There is snark. There are certain subjects that make people angry. I try to keep the group not political although we are primarily very liberal. I don’t want politics in there; I feel like there are lots of places where we can talk about politics. Sometimes, there’s some tension around issues of money and privilege although I feel like we’ve handled that  pretty well in a lot of ways by acknowledging that we’re all privileged in different ways. Infidelity is often a trigger for people; sometimes women will want to talk about affairs they’ve had or being the other woman and it will get people’s back up. Women who have been hurt by infidelity will often feel a little more judgmental about other people being unfaithful. For the most part, the women are not very judgmental.

What I like is that there is a lot that’s open to discussion, and in general, that people are civil.

Occasionally, there are assholes who just don’t belong and need to go but you can often see that when people are behave badly, that they’re really not, that they’re just being triggered. There are things that trigger us. I have noticed for myself, I don’t talk to my father and it’s painful for me. It’s just a reality of my life. I’ve noticed over the last couple of years that there are some women who have wonderful relationships with their father and they’ll talk about it and I feel envy; it doesn’t make me behave badly but I get it I can see how certain things can really push buttons.

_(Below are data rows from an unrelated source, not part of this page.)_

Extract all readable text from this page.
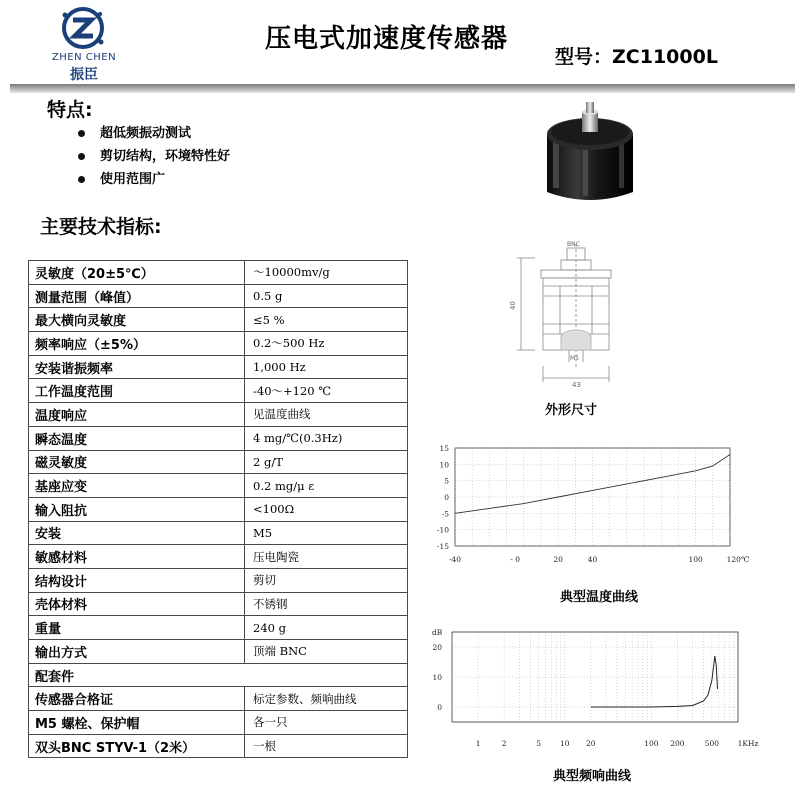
ZHEN CHEN
振臣
压电式加速度传感器
型号：ZC11000L
特点:
超低频振动测试
剪切结构，环境特性好
使用范围广
主要技术指标:
灵敏度（20±5℃）	～10000mv/g
测量范围（峰值）	0.5 g
最大横向灵敏度	≤5 %
频率响应（±5%）	0.2～500 Hz
安装谐振频率	1,000 Hz
工作温度范围	-40～+120 ℃
温度响应	见温度曲线
瞬态温度	4 mg/℃(0.3Hz)
磁灵敏度	2 g/T
基座应变	0.2 mg/μ ε
输入阻抗	<100Ω
安装	M5
敏感材料	压电陶瓷
结构设计	剪切
壳体材料	不锈钢
重量	240 g
输出方式	顶端 BNC
配套件	
传感器合格证	标定参数、频响曲线
M5 螺栓、保护帽	各一只
双头BNC STYV-1（2米）	一根
BNC
40
M5
43
外形尺寸
15
10
5
0
-5
-10
-15
-40	- 0	20	40	100	120℃
典型温度曲线
20
10
0
dB
1	2	5	10 20	100 200	500 1KHz
典型频响曲线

I enjoyed as well how you approach embracing aging.

Just now, I’m in my bedroom, writing from bed and I’m wearing this little black silk robe. I caught a glimpse of myself in the bathroom. I’m having this thing where my inner thighs are looking very middle aged. I’m in decent shape. I’m not terribly overweight. But my thighs are a little gross. It’s just not a good look. I would never ever in a million years wear a pair of shorts at this point in my life. That’s just never going to happen again.

I know for me that if I don’t feel great on the inside, I don’t feel great on the outside. My lipstick is all over my face, my eyes are dragging, I don’t fluff my hair with my hands.

Often, I look at myself and I’ll feel critical for a second. And then I just think, it’s not worth thinking about. I do the best I can. Some weeks, I exercise more than others. Some weeks, I’m better about food. It’s not that I’m indifferent to how I look. I care about how I look and I care about it in certain ways on certain days but its not paramount to me. It’s subtle, right? It’s not feeling the pressure to be positive about it all the time. I think that’s stupid, telling yourself to love your body. I don’t love my body all the time. There’s a picture of myself on my honeymoon when I was 23 and I look so beautiful and young and perfect. I have very vivid memories of that entire week, obsessing how fat I was in my J. Crew jeans or bathing suit or whatever and thinking I looked horrible.

Yep. Being at our life stage, we can just go, okay then. This is what I’m working with. And it’s going to keep changing, and you just have to roll with it. Because it’s going to change yet again. And again.

Totally. I tell myself that now. I’m looking at my thighs and complaining now. Well, I definitely won’t look as good ten years from now so I might as well shut up.